GLM.jl LogisticRegression errors: matrix is not positive definite; Cholesky factorization failed

The following errors:

using DataFrames, GLM

df = DataFrame(x1=[1,2,3,4], x2=[1,2,3,4], y=[1,1,0,0])

mdl = glm(@formula(y~x1+x2), df, Binomial(), LogitLink())

predict(mdl, df[:, [:x1, :x2]])

ERROR: LoadError: PosDefException: matrix is not positive definite; Cholesky factorization failed.

On the other hand, logistic regression is successfully done with ScikitLearn:


using DataFrames, ScikitLearn

@sk_import linear_model: LogisticRegression

df = DataFrame(x1=[1,2,3,4], x2=[1,2,3,4], y=[1,1,0,0])

mdl = fit!(LogisticRegression(), Matrix(df[:, [:x1, :x2]]), df.y)

ps = predict_proba(mdl, Matrix(df[:, [:x1, :x2]]))

Multi-collinearity cannnot be an issue for logistic regression unlike linear regression.

Then, any idea why GLM fails in this case?

Yes, collinearity can be a problem for nonlinear models, including logistic regression. The coefficients are simply not identified in your case, because x2 is an exact copy of x1. If ScikitLearn gives an answer, it must be eliminating either x1 or x2, or doing something similar to deal with the problem. If the index function is t(x1a+x2b), you are probably getting an estimate of a+b, which may be misleading if you don’t notice the collinearity problem. Or, it might restrict a=b, which will also give a biased estimate. In cases like this, I prefer what GLM does, an error message that helps you find the problem.

2 Likes

Scikit learn glm isn’t vanilla glm. It is glm with L2 penalty with magic number 1 as the hyper parameter

2 Likes

Linear regression entails matrix inversion, and this is the mechanism via which collinearity affects linear regression in case that the matrix is singular.

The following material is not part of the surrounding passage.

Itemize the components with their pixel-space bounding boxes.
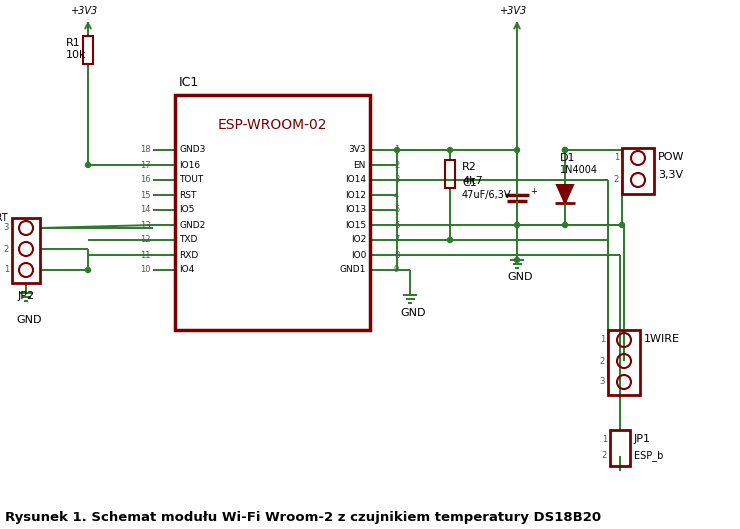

However in logistic regression, the estimation of coefficients is based on some likelihood function instead of normal equation as is used in linear regression.

Since there is no closed form expression for obtaining the solution, iterative calculation is instead used for the estimation. There is no way collinearity kicks in the process.

I think you need https://github.com/JuliaStats/GLM.jl/pull/314.

2 Likes

Thanks for the information. But it is still unclear how logistic regression can suffer from collinearity unless somehow GLM’s logistic regression algorithm employs matrix calculation like in linear regression( It seems because Cholesky decomposition was mentioned in the error message)

This is mistaken. Estimation of nonlinear models does entail solving first order conditions, numerically, rather than analytically, as can be done for linear models. With perfect collinearity, there is more than one solution to the first order conditions, and the matrix of second derivatives is singular. Most iterative gradient-based optimization methods (e.g., BFGS) will not work. It may be the case that certain procedures can still produce an estimate (e.g., regularization methods, as noted in another response, or using a derivative free optimization method) but the estimate will not be consistent, in general.

6 Likes

The algorithm for fitting generalized linear models in the GLM package is iteratively reweighted least squares (IRLS) which performs a weighted linear least squares fit at each iteration. Thus a rank-deficient model matrix means that the coefficients are unidentifiable in a GLM as well as in an LM.

The identifiability is a property of the linear predictor, Xβ, where X is the model matrix and β is the coefficient vector. It doesn’t really matter whether the linear predictor is also the fitted value, as in a linear model, or if an inverse link function is applied to it, as in logistic regression.

4 Likes

Possibly useful: https://github.com/timholy/PositiveFactorizations.jl

2 Likes

This is a great answer. For such situations - with the consistency caveat applied - I’ve applied the Moore-Penrose Inverse with success…

Thanks a lot. It would be useful if GLM could produce p-value and confidence interval along with model coefficients rather than aborts in case there is a collinearity (like in R) so that one can drop collinear predictors.